Traveling blockbusters like the Genghis Khan show help keep the lights on at museums these days, and Lessem is one of several colorful, independent producers who create them and shop them around. "The 'Mummies' guy is a boxing promoter," he notes. (That would be Marcus Corwin, the South Florida impresario behind "Mummies of the World.")

Lessem and Corwin are super flyweights compared to John Norman, the former Fleetwood Mac tour promoter behind the King Tut, Titanic and Pompeii blockbusters. But Lessem's well-received Genghis Khan exhibit has drawn 800,000 visitors in its eight stops before Philly, including 200,000 at Chicago's Field Museum.

The Franklin Institute anticipates an audience of about 150,000 based on preshow research, says museum senior vice president Troy Collins.

The name Genghis Khan tested well with local museum-goers. "He's got some brand equity," Collins says.

And the museum has a solid track record with Lessem, whose "Giant Mysterious Dinosaurs" exhibit connected well with Philly families in 2012. In the museum business, Lessem has a rep for building shows that are both fun and legitimately educational, Collins says.

Granted, he adds: "Maybe you and I wouldn't decorate like that. I tried to put a Tyrannosaurus on my front lawn - my wife wouldn't let me."

To build world-class science museum shows with Delco-farmhouse-class credentials, Lessem pulls in experts to fill in the gaps. "Lotta gaps," he says. "It's all gaps."

Contractors build the exhibit cabinetry. Techies in California handle the electronics. Crews that work the museum circuit do the setups and breakdowns. "They're like roadies," Lessem says.

For the Genghis Khan show, Mongolian, Chinese and American artists painted backdrops, built a battle-size catapult and re-created the Court of Kublai Khan. Lessem enlisted two curators from the Smithsonian Institution and another from Columbia University to nail the historical accuracy of it all. When the exhibit comes to Philly, a Broadway designer will be in charge of the lighting.
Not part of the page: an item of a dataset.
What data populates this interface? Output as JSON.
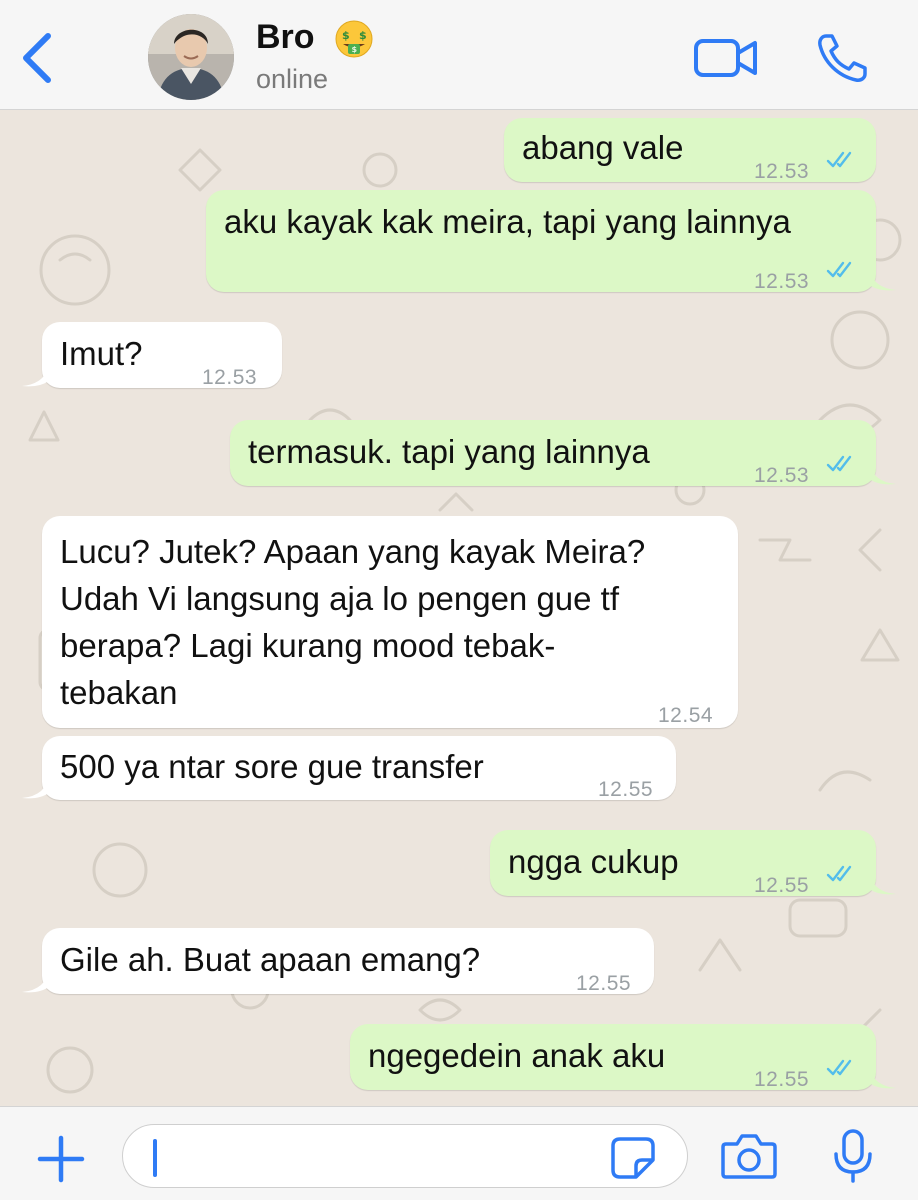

Lessem is the idea guy and the coordinator of it all - including contracts and transportation - and he writes the words for the exhibit displays, words being his area of bona-fide expertise.

He was getting by as a freelance science writer when a series of happy accidents led him to specialize in dinosaur stories (he's published 45 children's books on the topic and several for grown-ups, along with contributing to TV shows like "Nova") and then to branch out into museum shows, starting with dino exhibits.

In one lucky break, he ran into a grad student at a Society of Vertebrate Paleontology meeting who had a snapshot of a gigantic leg bone. "I said, 'Buddy, that's bigger than T. Rex. Where's the rest of him?' " Lessem recalls.

The young scientist had found the bone in Patagonia (South America) but lacked the $6,000 to finance a dig to unearth the rest of the skeleton. "I said, 'I can find $6,000,' " Lessem remembers. "That's how I got into the dinosaur business."

His full-size casts of that 123-foot-long Argentinosaurus and a Patagonian Giganotosaurus are now on permanent exhibit in Atlanta.

In a luckier break still, he says, "Somewhere along the line, I met [Michael] Crichton."

The Jurassic Park author connected him to Steven Spielberg to advise on the movie. After filming wrapped, Lessem enlisted Spielberg's assistant to get the studio's OK to use the movie's props in an exhibit. "He went to Universal Studios and said, 'Steven said . . . ,' and I got all this stuff."

The exhibit toured the country, earning $3 million for dinosaur research. Lessem's company, ExhibitsRex, has since built 11 additional traveling dinosaur exhibits. About 8 million people worldwide have seen them.

Now, it's one thing to build a razzle-dazzle exhibit around movie props and cast copies of dinosaur skeletons. It's a much higher order of business to borrow Mongol antiquities from the far reaches of Eurasia for a landmark cultural exhibit, says William Fitzhugh, one of the Smithsonian experts whom Lessem hired for the Genghis Khan show.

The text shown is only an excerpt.